As official vehicle registration fees soar past N140,000 in 2025, a parallel black-market network has exploded in Lagos, promising “ghost registration” for as low as N75,000—complete with forged plates, cloned VINs, and zero paper trail.
The underground service, run by syndicates operating from mechanic villages in Ladipo and Berger, bypasses the Joint Tax Board (JTB) entirely. Buyers receive laser-cut plates, a laminated “proof of ownership” certificate, and a sticker that mimics the new anti-forgery holograms introduced in June.
One operator, who identified himself only as “Engineer Kay,” demonstrated the process inside a dimly lit shed behind a spare-parts stall. “We print the plate in 20 minutes, etch the chassis number with acid, and flash the documents through a color printer. By the time FRSC stops you, the system shows it as legit,” he claimed, showing a tablet linked to a hacked Motor Vehicle Administration database.
How the Scam Works
1. Client Arrival: Buyer brings the car and N75,000 cash.
2. VIN Cloning: A donor vehicle with clean records is traced; its VIN is duplicated onto the new car using chemical etching.
3. Plate Fabrication: High-resolution scanners replicate the 2025 security plate design, including UV-reactive ink.
4. Database Entry: A rogue MVAA insider uploads the cloned details for N15,000, making the car “visible” during random checks.
5. Exit: Driver leaves with full documents in under two hours.
Buyers Speak
Tunde, a Bolt driver who paid N78,000 for a 2012 Corolla last week, said: “Official route would have eaten three months’ profit. This one, I just fuel and work.”
A corporate fleet manager for a Victoria Island logistics firm admitted registering 14 Hilux vans through the network in October. “We saved N910,000. The risk is low—FRSC scanners still can’t detect the new forgery grade.”
FRSC on High Alert
Federal Road Safety Corps spokesman Bisi Kazeem confirmed 47 arrests in the past month for “plate cloning and database tampering.” He warned that vehicles caught face immediate impoundment and a N500,000 fine under the 2025 National Road Traffic Regulations.

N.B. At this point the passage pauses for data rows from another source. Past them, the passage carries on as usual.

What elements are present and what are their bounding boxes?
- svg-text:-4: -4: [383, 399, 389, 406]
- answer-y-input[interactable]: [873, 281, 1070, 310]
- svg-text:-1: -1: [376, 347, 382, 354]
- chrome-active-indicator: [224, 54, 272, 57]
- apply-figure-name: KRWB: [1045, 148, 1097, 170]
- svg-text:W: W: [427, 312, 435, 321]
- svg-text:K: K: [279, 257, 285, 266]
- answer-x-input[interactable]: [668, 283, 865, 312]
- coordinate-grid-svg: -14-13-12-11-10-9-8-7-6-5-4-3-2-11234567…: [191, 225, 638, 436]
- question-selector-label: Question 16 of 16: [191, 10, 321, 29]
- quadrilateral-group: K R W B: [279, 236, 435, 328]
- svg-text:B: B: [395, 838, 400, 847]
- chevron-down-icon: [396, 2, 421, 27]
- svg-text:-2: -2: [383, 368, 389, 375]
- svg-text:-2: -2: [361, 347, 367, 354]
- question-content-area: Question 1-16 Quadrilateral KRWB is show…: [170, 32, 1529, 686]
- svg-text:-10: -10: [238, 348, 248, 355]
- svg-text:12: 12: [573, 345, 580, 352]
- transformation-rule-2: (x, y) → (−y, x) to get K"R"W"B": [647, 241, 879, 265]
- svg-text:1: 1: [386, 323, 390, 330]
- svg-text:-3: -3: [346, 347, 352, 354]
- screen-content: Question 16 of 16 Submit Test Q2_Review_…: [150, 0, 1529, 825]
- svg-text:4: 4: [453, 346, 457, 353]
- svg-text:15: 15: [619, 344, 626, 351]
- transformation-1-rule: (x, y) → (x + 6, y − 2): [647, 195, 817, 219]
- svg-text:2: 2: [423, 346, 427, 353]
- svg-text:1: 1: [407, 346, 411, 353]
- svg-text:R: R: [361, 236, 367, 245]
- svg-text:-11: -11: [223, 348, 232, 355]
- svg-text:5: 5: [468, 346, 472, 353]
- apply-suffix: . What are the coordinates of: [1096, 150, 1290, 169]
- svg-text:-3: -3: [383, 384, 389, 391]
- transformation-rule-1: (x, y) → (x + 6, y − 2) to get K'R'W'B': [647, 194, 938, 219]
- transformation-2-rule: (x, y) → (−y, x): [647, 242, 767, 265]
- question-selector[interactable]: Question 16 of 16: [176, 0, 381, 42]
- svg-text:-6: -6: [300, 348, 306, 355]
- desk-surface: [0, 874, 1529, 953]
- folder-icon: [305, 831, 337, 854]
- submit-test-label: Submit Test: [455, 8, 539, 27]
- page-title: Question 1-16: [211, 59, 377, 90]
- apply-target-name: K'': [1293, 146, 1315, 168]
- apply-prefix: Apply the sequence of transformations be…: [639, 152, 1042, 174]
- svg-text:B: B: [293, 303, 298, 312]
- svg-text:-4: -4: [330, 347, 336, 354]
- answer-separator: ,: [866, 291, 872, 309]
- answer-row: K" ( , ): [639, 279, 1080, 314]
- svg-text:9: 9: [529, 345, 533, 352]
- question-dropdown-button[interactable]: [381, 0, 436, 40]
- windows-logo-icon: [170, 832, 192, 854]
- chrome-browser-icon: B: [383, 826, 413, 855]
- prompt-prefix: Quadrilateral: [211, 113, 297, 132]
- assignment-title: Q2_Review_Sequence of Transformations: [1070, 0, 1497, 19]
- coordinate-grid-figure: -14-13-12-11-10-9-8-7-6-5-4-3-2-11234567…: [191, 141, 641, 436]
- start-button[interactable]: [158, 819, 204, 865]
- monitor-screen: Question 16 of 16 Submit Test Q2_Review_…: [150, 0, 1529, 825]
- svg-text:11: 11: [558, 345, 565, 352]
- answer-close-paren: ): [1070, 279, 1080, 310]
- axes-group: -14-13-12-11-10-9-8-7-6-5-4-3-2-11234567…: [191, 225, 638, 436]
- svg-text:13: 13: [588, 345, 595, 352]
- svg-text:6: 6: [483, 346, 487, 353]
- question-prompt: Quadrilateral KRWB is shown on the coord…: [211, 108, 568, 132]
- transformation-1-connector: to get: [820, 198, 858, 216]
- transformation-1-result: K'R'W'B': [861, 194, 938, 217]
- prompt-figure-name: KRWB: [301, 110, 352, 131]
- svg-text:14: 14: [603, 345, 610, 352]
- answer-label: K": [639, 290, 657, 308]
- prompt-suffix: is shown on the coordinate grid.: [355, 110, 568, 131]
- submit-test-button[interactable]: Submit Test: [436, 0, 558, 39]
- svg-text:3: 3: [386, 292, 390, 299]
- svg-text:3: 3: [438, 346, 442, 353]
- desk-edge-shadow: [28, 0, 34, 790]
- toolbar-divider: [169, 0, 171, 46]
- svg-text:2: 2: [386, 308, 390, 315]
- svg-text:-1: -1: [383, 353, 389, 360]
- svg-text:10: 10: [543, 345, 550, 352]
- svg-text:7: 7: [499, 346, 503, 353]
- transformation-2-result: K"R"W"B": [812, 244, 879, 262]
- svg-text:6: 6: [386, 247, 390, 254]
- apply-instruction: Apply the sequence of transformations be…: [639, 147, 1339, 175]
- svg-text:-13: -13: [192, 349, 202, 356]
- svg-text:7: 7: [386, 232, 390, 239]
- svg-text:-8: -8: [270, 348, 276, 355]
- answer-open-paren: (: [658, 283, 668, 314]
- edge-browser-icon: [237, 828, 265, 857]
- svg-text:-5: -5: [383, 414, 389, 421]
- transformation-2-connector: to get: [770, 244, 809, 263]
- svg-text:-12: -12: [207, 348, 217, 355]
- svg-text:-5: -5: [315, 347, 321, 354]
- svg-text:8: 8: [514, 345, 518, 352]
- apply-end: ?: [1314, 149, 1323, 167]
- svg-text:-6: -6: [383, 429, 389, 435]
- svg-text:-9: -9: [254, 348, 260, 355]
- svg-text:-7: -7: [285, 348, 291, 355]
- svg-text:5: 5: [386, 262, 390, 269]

Yet enforcement lags: only 11 of Nigeria’s 36 states have upgraded their handheld scanners to read the June security features, leaving a wide window for fraud.
Official Fees Still Climb
For law-abiding owners, the legal path remains steep:
– New registration: N115,000–N140,000
– Change of ownership: N130,000–N150,000
– Third-party insurance: N15,000 (up from N5,000)
The JTB insists the hike funds biometric plates and real-time tracking, but critics say the money vanishes into “logistics allowances” for agents.
Whistleblower Warning
A dismissed MVAA data clerk, speaking anonymously, revealed that up to 30 percent of Lagos registrations now flow through unofficial channels. “The system is broken. When the legal price doubles overnight, people invent cheaper sins.”
As night falls over Ladipo, generators hum and laser cutters glow. Another “ghost” rolls out—undetected, uninsured, and untaxed—while the official fee counter at Ikeja MVAA ticks past another N140,000.